John has a four year old daughter as well as his teenage son. The daughter has cystic fibrosis. John loves his wife and children dearly. When he first came to her, he told her he specifically picked an Eastern European. He thought of them as a cold race. Lena had heard worse about her race.

“I don’t need comfort, I’m not here for false love. I have everything I need at home. Except this,” he said.

Lena had nodded, it was nothing to her.

Each time John left her, she would imagine she was Cas, play out the scene of her trying to do the cooking and the son blocking her, calling for his dad. In her mind, they were always smiling and laughing.

He told her their life’s revolve around their daughter’s illness. Endless hospital visits, physio. He said they had no time for each other, a fact that broke his heart.

His words.

Lena longed for that type of relationship. She longed for a lot she didn’t speak of.

Sitting on the edge of her bed she continued her list.

She wrote Maurice on the page and stopped.

Maurice.

She smiled.

Maurice was in his fifties, but to Lena he was like a child. He was so awkward when he first came to her. He worked in a care home for the elderly. He lived alone, except for his cat. He liked to show Lena photos with each visit.  Lena was not a cat person.

It had taken several visits before Maurice had relaxed with her. He now was her most regular client. She liked him, he didn’t say much, was no trouble. Some of her clients could be mean.

She counted the names on her list. Twenty-seven. She sighed and made her way downstairs.

Oscar looked up from his phone when she walked into the kitchen.

“Food?” he said.

Lena opened the oven and took the meal out she had prepared earlier.
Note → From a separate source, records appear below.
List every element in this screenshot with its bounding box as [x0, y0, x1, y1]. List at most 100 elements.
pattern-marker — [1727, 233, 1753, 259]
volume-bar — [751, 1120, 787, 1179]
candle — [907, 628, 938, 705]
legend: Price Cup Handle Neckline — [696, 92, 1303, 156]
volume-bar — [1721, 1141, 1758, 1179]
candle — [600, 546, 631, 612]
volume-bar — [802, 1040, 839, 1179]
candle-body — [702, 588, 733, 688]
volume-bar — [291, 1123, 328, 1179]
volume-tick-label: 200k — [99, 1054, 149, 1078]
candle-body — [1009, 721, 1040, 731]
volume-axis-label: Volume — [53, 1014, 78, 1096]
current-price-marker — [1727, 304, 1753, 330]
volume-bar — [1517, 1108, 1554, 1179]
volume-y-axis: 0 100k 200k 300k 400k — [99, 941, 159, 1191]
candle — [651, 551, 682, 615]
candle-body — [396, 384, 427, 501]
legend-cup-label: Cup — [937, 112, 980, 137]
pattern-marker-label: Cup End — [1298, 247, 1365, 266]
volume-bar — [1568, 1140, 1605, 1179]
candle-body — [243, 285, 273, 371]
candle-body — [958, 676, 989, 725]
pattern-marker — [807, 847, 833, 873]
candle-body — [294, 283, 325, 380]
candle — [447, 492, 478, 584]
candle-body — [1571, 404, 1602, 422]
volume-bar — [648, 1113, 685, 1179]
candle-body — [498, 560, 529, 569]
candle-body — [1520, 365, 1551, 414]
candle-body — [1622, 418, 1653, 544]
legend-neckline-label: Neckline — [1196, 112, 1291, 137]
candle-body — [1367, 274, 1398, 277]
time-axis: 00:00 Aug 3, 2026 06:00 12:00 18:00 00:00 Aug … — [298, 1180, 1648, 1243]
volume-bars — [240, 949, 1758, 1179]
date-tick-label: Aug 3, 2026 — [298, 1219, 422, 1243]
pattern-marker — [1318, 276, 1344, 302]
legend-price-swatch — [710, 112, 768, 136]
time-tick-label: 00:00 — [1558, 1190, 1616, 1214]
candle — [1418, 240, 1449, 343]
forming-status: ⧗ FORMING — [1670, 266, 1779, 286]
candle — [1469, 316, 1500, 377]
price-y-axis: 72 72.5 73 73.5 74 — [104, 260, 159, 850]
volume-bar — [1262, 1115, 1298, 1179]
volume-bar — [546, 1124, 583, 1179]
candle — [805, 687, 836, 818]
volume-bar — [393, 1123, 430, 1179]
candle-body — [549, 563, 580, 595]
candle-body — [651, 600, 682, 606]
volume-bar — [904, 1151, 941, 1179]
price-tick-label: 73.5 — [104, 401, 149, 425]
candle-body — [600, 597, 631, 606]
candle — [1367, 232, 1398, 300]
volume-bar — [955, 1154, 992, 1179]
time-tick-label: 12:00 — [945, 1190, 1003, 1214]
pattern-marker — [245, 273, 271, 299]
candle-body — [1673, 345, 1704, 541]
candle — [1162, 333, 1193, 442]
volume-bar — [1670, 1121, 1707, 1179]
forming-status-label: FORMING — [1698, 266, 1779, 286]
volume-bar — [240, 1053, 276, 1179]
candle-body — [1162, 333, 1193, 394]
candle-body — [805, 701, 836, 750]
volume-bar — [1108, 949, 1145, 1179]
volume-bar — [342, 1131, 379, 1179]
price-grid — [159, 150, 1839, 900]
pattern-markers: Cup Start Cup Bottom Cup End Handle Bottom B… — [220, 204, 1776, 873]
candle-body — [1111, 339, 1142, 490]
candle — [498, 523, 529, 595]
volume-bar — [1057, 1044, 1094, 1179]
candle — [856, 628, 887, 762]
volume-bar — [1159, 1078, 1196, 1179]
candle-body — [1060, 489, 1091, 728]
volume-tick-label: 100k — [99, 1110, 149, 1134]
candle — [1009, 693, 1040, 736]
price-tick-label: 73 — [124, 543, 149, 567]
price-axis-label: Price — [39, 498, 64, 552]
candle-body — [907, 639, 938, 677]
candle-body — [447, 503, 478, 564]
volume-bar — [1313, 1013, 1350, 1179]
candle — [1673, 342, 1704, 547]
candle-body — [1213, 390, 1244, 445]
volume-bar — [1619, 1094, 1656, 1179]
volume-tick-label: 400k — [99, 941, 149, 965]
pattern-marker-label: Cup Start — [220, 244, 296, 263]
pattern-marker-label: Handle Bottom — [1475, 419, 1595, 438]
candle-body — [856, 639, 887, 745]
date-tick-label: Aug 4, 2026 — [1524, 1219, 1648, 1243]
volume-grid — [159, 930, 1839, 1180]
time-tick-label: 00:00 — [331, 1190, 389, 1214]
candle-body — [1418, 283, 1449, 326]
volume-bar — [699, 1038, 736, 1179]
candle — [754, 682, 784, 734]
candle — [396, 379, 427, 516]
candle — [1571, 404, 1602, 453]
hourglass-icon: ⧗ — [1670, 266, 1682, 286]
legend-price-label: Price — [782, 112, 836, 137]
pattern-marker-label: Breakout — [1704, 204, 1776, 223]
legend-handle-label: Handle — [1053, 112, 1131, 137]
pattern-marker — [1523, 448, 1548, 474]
She dished up the food looking over at him. His eyes stayed on his phone.

She placed the plate in front of him and sat across from him.

“I tested positive for the virus,” she said.

He put the phone down and picked up his knife and fork.

“You sick?” he said.

“No. A bit run down, but otherwise…” she said.

“Good,” he said shoveling the food into his mouth.

Lena looked away, her stomach turning.

“I have to tell my clients. They said I’m to isolate. Not leave the house.”

“Hah,” Oscar said, spitting food across the table.

Lena looked at him.

“I can’t work. Some of my clients are at risk… their families,” she said.

“Money is money. You work,”

“Oscar please. I have a responsibility. I could infect them.”

Oscar put his knife and fork down. He sat up straight in the chair.

“You work until you can’t work, not up for discussion.”

Lena put her head in her hands.

Oscar banged his fist on the table, making her jump.

“You work, ok?” he said.

Lena’s phone beeped. He took the phone from her, but she saw the message. It was John.

Order for Thursday 27th?

Oscar texted back.

Yr order will be ready @ 3pm Thurs 27th. Usual pick up place

He threw the phone back at Lena and smirked.

“You work till I say you don’t. Wear a fucking mask if you want, or even better, take it from behind, some will pay more for that,” he laughed then stopped as quickly. He waved her away.

“Get yourself ready, tell the other girls too. I have guys coming over later, empty heads, but pockets full of money.”

Lena stood up.

“It’s going to be a good night,” he said.